‘Tis the season for pomegranates! I love these little juicy jewels! So…I decided to incorporate some tasty nourishing pomegranate seeds into a salad recipe. Here is what I came up with…I added a little of this and that and made this yummy salad. Fancy, right?
I think pomegranates add a little the holiday spirit, don’t you? The red seeds with the salad greens just screams FESTIVE to me. And anything with orange, pecans and goat cheese is a true friend of mine. I think this salad might make a nice addition to my holiday menu and maybe yours?!

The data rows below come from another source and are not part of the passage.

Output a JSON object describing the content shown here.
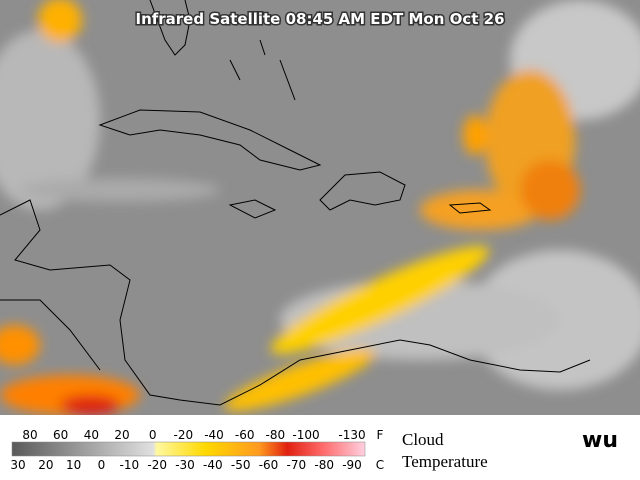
{
  "header": {
    "title": "Infrared Satellite 08:45 AM EDT Mon Oct 26"
  },
  "legend": {
    "fahrenheit": [
      80,
      60,
      40,
      20,
      0,
      -20,
      -40,
      -60,
      -80,
      -100,
      -130
    ],
    "fahrenheit_unit": "F",
    "celsius": [
      30,
      20,
      10,
      0,
      -10,
      -20,
      -30,
      -40,
      -50,
      -60,
      -70,
      -80,
      -90
    ],
    "celsius_unit": "C",
    "caption_line1": "Cloud",
    "caption_line2": "Temperature"
  },
  "logo": "wu"
}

FODMAPers: Pomegranate seeds have a 1/4 cup limit per the Monash U. app.Since nut and fruit quantities are limited on the low FODMAP diet, I used these ingredients sparingly just to add a splash of color and flavor.
- Serves 6
- 6 cups baby salad greens such as romaine, arugula, spinach
- 1/4 cup pomegranate seeds
- 1/4 cup goat cheese, crumbled
- 1/4 cup pecans, lightly chopped
- 1/2 orange, peeled and sliced into bite size pieces
- 1 1/2 tablespoons fresh lemon juice
- 1 tablespoon pure maple syrup
- 1 teaspoon Dijon mustard (I use Maille, choose one without onion/garlic)
- 2 tablespoons olive oil
- Salt and pepper, to taste
- Layer washed baby salad greens on a medium size platter
- Sprinkle with pomegranate seeds, goat cheese, pecans, and orange pieces
- Whisk lemon juice, maple syrup, Dijon mustard, olive oil and season with salt and pepper.
- Drizzle dressing over salad and enjoy!
I hope you are surviving the hustle and bustle of the holiday season!